Anxious Nation - ebook
David Walker
Informing many recent studies of the West's understanding of Asia, certainly since the publication in the late 1970s of Edward Said's immensely influential analysis of 'Orientalism', is the fascination with 'otherness'. What conditions produced 'Asianness' and what constituted 'Asia'? For much of the period covered in this study, a good deal of energy was invested in the task of establishing that Australia was neither Aboriginal nor Asian. Yet the business of creating a boundary which divided Australia from its 'other' created a heightened unease over invasion and violation. There was also a growing fear that the will to maintain distinctiveness might weaken to the point of collapse. Viewed in this light, Australia was simultaneously threatened with disappearance at the hands of aggressive outsiders and from decadent forces at work within the nation. This book explores some of the many points at which 'Asia' was introduced into speculations about Australia's future.

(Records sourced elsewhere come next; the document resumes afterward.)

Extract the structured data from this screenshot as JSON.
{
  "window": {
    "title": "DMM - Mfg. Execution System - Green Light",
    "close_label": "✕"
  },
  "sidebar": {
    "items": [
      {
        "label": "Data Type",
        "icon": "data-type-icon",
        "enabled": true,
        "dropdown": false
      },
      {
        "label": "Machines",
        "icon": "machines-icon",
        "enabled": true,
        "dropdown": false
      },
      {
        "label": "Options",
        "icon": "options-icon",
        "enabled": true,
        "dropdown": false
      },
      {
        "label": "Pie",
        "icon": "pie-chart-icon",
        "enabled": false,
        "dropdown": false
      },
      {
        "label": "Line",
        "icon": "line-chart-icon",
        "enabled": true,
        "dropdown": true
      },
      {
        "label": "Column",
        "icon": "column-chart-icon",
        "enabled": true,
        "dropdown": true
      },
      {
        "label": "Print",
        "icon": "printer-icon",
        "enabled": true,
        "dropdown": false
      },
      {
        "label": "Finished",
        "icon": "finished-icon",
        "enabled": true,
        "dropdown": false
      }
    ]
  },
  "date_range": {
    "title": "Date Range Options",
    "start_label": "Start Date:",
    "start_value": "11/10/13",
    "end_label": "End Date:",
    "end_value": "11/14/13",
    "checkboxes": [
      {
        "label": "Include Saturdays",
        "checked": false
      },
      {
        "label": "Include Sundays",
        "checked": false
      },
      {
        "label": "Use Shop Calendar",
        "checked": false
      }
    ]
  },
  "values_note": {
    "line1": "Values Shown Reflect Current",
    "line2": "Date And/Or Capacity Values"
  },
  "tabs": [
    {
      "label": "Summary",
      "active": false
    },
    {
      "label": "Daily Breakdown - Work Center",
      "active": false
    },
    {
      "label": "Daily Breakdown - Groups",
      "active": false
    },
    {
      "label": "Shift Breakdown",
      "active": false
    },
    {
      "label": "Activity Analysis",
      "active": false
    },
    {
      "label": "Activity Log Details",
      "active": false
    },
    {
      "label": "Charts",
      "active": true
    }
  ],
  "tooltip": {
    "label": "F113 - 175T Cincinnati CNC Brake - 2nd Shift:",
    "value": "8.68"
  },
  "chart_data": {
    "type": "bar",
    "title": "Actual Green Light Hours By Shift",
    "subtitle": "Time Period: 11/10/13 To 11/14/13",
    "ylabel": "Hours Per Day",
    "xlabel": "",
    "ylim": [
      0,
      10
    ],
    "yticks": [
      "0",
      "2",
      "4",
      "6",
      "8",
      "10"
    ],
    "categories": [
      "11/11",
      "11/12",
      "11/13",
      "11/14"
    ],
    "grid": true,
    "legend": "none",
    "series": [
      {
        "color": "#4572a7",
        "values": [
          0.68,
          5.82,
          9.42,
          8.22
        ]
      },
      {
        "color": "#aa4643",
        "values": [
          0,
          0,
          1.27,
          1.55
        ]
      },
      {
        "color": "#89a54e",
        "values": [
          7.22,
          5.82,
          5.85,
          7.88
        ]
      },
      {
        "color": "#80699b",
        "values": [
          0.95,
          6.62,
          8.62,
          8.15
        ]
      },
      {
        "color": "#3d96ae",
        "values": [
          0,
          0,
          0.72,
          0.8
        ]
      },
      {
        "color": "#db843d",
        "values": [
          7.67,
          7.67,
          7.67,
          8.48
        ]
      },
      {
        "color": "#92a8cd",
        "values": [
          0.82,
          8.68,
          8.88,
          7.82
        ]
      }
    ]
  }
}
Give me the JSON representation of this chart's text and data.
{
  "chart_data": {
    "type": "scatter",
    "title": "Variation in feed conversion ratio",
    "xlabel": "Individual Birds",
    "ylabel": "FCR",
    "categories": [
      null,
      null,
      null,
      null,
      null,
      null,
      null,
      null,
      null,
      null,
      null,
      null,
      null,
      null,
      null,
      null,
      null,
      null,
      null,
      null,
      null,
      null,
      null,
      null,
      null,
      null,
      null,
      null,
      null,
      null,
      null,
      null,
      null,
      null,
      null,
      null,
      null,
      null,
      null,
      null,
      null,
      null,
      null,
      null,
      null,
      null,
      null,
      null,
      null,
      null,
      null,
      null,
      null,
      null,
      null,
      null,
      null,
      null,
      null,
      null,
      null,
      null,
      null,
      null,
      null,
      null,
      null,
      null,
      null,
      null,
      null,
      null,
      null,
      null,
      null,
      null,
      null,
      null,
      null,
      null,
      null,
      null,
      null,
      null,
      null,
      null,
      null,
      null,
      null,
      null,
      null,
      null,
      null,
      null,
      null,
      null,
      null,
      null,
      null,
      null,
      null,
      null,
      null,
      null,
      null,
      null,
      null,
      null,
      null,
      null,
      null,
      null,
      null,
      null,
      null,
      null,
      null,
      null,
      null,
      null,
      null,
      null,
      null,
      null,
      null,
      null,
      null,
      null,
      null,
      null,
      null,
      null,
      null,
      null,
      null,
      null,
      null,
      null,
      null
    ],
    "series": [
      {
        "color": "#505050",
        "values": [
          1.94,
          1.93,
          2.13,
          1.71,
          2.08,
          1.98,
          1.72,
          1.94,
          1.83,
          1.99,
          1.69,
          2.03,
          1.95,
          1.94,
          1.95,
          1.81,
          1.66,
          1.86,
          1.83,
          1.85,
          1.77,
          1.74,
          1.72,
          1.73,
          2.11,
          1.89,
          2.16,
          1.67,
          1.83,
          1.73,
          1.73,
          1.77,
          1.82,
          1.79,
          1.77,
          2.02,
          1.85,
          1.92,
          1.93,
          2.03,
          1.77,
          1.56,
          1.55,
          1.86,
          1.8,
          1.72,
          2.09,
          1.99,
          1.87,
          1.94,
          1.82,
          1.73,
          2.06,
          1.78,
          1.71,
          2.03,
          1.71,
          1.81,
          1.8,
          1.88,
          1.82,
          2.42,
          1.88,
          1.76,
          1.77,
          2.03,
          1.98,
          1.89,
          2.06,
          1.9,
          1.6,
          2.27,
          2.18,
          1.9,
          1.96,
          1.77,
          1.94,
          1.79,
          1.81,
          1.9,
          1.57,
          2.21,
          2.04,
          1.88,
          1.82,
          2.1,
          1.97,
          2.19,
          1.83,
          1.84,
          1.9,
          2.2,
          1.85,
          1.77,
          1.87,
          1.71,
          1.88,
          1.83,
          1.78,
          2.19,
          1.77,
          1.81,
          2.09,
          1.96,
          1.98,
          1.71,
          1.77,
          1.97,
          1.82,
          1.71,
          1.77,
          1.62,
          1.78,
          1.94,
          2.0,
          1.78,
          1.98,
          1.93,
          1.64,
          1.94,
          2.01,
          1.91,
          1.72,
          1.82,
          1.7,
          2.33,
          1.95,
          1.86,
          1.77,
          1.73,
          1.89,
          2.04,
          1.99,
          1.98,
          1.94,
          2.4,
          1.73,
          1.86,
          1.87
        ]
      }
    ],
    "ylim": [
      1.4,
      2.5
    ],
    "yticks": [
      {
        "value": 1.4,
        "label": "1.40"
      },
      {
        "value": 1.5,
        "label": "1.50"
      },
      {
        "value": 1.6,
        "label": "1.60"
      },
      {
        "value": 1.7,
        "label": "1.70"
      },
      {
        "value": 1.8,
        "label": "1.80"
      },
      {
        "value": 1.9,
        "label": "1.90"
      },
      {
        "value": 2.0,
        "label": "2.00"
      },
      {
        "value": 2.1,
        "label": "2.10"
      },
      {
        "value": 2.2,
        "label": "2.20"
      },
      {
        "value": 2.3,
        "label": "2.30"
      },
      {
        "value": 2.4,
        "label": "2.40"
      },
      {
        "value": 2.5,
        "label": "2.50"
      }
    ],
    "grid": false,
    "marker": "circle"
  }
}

It examines the cultural meanings that have attached to Asia through a formative period in our history and it documents a culturally rich, often contradictory, demonology of the 'East' along with an extensive and varied discourse on each of the major societies of the region; India, China and Japan and, to a lesser extent, what was once the Netherlands East Indies and is now Indonesia. It proposes that a range of Asia-related discourses, many of which sought to reveal the truth or essence of Asia, were disseminated through Australian society from the 1850s. It argues that from the late nineteenth century there was a growing belief that developments in Asia would have an increasing impact upon Australia. By the 1930s, despite the already familiar complaint that Australians knew too little of the outside world, there was, nonetheless, a sustained commentary on Asia-Pacific themes, not least the merits of forming closer political, economic and cultural ties with the region.